Object-oriented filesystem paths - the modern, Pythonic way to handle file paths:

from pathlib import Path

# Create path objects
current = Path.cwd()  # Current directory
home = Path.home()  # Home directory
path = Path('data/files/report.txt')

# Path properties
print(path.name)  # 'report.txt'
print(path.stem)  # 'report'
print(path.suffix)  # '.txt'
print(path.parent)  # 'data/files'
print(path.parts)  # ('data', 'files', 'report.txt')

# Join paths (modern way)
config_path = Path('config') / 'settings.json'
log_path = Path.home() / '.logs' / 'app.log'

File Operations

Reading & Writing

path = Path('data.txt')

# Read entire file
content = path.read_text()
data = path.read_bytes()

# Write to file
path.write_text('Hello World')
path.write_bytes(b'\x89PNG')

# Append to file
with path.open('a') as f:
    f.write('New line\n')

Checking & Creating

# Check existence
if path.exists():
    print("File exists")

if path.is_file():
    print("It's a file")

if path.is_dir():
    print("It's a directory")

# Create directories
Path('logs').mkdir(exist_ok=True)
Path('a/b/c').mkdir(parents=True)

Globbing & Iteration

# Find all Python files
py_files = Path('.').glob('*.py')
for file in py_files:
    print(file)

# Recursive search
all_txt = Path('.').rglob('*.txt')  # Search subdirectories

# Iterate directory contents
for item in Path('.').iterdir():
    if item.is_file():
        print(f"File: {item.name}")

Advanced Operations

# Resolve absolute path
abs_path = path.resolve()

# Get file stats
stats = path.stat()
print(f"Size: {stats.st_size} bytes")
print(f"Modified: {stats.st_mtime}")

# Rename/move file
path.rename('new_name.txt')

# Delete file
path.unlink()  # Delete file
path.rmdir()  # Remove empty directory

Best Practice: Prefer pathlib.Path over os.path for modern Python code.

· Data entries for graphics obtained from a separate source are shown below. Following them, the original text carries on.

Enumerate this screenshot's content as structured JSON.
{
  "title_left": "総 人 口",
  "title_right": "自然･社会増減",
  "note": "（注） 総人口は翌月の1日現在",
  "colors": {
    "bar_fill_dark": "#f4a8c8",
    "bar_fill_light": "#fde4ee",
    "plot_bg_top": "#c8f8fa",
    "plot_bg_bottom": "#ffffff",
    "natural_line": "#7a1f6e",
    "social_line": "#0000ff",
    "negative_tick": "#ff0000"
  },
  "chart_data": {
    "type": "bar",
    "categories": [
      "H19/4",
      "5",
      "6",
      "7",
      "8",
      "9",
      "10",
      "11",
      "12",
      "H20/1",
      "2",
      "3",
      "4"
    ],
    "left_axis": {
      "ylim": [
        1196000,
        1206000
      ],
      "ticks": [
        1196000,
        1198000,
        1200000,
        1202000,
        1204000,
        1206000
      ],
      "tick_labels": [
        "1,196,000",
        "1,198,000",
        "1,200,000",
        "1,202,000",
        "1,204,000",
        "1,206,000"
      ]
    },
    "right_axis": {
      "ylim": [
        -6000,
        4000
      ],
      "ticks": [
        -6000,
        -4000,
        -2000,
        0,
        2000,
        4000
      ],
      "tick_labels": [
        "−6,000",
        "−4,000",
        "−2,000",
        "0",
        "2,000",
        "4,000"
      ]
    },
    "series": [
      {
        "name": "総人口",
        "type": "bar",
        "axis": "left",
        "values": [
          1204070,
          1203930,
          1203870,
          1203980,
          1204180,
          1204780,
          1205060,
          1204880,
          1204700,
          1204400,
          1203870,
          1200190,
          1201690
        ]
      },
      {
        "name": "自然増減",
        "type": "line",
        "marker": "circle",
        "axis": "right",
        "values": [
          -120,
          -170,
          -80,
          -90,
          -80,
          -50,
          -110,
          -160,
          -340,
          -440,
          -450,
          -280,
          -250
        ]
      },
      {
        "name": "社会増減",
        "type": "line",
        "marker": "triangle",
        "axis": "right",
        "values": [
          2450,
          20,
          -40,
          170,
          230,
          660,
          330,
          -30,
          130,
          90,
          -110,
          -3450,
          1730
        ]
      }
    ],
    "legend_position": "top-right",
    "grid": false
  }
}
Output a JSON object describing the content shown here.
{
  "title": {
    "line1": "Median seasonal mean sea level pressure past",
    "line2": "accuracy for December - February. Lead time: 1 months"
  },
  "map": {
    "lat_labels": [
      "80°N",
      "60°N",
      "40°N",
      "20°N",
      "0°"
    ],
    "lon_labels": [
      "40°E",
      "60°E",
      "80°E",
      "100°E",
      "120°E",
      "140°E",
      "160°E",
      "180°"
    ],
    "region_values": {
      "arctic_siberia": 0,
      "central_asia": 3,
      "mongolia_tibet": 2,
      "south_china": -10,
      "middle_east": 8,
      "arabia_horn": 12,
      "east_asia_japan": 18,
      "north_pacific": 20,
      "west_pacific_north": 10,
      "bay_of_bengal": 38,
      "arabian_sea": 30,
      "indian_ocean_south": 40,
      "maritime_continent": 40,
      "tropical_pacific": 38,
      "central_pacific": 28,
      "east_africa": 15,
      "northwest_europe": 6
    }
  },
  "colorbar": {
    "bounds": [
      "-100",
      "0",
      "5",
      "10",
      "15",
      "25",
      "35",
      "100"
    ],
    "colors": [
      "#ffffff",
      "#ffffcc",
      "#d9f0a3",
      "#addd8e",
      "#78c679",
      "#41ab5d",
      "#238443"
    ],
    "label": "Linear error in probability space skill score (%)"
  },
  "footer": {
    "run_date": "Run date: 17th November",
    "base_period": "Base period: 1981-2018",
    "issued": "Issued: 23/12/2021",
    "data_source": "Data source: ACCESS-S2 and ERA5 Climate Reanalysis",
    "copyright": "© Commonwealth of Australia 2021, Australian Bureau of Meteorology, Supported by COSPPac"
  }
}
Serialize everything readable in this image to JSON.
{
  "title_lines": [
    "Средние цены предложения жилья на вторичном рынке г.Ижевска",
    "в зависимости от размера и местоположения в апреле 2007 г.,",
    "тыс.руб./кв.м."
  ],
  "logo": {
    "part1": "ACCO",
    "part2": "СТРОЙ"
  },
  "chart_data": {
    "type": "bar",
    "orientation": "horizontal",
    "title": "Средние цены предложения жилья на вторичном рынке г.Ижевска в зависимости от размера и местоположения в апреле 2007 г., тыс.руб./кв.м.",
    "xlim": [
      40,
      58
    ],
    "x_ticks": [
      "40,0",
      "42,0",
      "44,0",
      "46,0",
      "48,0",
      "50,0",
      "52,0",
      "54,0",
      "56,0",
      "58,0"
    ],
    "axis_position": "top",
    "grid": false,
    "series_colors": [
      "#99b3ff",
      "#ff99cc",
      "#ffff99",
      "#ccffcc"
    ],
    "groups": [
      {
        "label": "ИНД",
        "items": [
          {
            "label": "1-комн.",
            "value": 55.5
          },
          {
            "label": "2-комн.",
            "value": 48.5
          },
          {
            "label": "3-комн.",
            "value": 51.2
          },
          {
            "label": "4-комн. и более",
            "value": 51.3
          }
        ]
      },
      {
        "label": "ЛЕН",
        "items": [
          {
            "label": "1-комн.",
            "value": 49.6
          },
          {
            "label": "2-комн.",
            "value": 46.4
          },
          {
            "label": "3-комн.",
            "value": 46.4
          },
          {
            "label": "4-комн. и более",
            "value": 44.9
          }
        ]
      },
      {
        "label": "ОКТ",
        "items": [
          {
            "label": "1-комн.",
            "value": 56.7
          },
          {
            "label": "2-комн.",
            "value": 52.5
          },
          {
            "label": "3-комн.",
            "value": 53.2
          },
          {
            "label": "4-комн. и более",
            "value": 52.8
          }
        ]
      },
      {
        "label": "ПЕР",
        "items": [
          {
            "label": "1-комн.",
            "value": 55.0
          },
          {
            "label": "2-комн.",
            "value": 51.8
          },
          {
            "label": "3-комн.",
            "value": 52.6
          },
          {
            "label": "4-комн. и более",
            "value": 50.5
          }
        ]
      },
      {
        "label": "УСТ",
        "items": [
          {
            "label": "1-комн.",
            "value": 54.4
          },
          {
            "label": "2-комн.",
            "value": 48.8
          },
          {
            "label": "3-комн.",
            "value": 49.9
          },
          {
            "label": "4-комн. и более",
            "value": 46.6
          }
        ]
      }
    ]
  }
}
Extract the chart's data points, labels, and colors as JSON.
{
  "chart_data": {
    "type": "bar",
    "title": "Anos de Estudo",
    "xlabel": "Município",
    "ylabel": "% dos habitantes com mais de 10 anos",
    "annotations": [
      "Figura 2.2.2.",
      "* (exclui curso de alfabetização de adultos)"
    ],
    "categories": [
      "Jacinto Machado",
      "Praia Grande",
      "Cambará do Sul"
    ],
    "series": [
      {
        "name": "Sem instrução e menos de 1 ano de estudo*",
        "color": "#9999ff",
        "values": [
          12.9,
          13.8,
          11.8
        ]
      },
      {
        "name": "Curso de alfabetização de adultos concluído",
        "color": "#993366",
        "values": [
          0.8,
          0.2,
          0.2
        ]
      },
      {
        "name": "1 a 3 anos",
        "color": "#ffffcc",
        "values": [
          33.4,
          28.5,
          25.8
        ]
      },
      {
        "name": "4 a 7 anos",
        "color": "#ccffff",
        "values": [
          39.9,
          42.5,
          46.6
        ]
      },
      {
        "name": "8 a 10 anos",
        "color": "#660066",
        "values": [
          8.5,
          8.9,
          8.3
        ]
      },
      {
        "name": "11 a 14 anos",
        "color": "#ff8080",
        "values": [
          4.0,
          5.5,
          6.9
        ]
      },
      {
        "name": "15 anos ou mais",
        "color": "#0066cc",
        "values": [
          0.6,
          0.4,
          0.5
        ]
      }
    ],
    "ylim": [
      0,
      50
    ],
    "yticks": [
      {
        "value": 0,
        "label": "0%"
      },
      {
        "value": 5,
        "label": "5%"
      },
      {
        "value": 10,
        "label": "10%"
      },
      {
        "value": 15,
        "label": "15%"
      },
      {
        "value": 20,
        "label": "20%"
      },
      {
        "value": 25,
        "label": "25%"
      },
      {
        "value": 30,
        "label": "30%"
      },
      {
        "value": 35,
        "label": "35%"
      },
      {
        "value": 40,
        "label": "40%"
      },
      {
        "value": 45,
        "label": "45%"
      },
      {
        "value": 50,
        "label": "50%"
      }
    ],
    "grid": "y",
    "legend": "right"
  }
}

It's more readable and cross-platform compatible.

Itertools - Efficient Iteration Tools

The itertools module provides memory-efficient tools for working with iterators:

Infinite Iterators

from itertools import count, cycle, repeat

# count(start, step) - infinite counter
for i in count(10, 2):
    if i > 20: break
    print(i)  # 10, 12, 14, 16, 18, 20

# cycle(iterable) - infinite cycle
colors = cycle(['red', 'green', 'blue'])
# Cycles forever: red, green, blue, red...

# repeat(value, times) - repeat value
list(repeat(10, 3))  # [10, 10, 10]

Combinatoric Iterators

from itertools import (
    permutations, 
    combinations, 
    product
)

# All permutations
list(permutations([1, 2, 3], 2))
# [(1,2), (1,3), (2,1), (2,3), (3,1), (3,2)]

# Combinations (no repeats)
list(combinations([1, 2, 3], 2))
# [(1,2), (1,3), (2,3)]

# Cartesian product
list(product('AB', [1, 2]))
# [('A',1), ('A',2), ('B',1), ('B',2)]

Filtering & Slicing

from itertools import filterfalse, islice, takewhile, dropwhile

# filterfalse - opposite of filter
data = [1, 2, 3, 4, 5, 6]
list(filterfalse(lambda x: x % 2 == 0, data))  # [1, 3, 5]

# islice - slice iterator without loading into memory
list(islice(count(), 5, 10))  # [5, 6, 7, 8, 9]

# takewhile - take elements while condition is true
list(takewhile(lambda x: x < 5, [1, 4, 6, 2, 1]))  # [1, 4]

# dropwhile - drop elements while condition is true
list(dropwhile(lambda x: x < 5, [1, 4, 6, 2, 1]))  # [6, 2, 1]

Grouping & Chaining

from itertools import groupby, chain

# groupby - group consecutive elements
data = [1, 1, 2, 2, 2, 3, 1]
for key, group in groupby(data):
    print(f"{key}: {list(group)}")
# 1: [1, 1]
# 2: [2, 2, 2]
# 3: [3]
# 1: [1]

# chain - combine multiple iterables
list(chain([1, 2], [3, 4], [5]))  # [1, 2, 3, 4, 5]

# chain.from_iterable - flatten nested iterables
nested = [[1, 2], [3, 4], [5]]
list(chain.from_iterable(nested))  # [1, 2, 3, 4, 5]

Practical Examples

from itertools import zip_longest, accumulate
import operator

# zip_longest - zip with fillvalue for unequal lengths
list(zip_longest([1, 2], ['a', 'b', 'c'], fillvalue=0))
# [(1, 'a'), (2, 'b'), (0, 'c')]

# accumulate - running totals
list(accumulate([1, 2, 3, 4]))  # [1, 3, 6, 10]

# accumulate with custom function
list(accumulate([1, 2, 3, 4], operator.mul))  # [1, 2, 6, 24]

Memory Efficiency: Itertools functions return iterators, not lists. They generate values on-demand, saving memory for large datasets.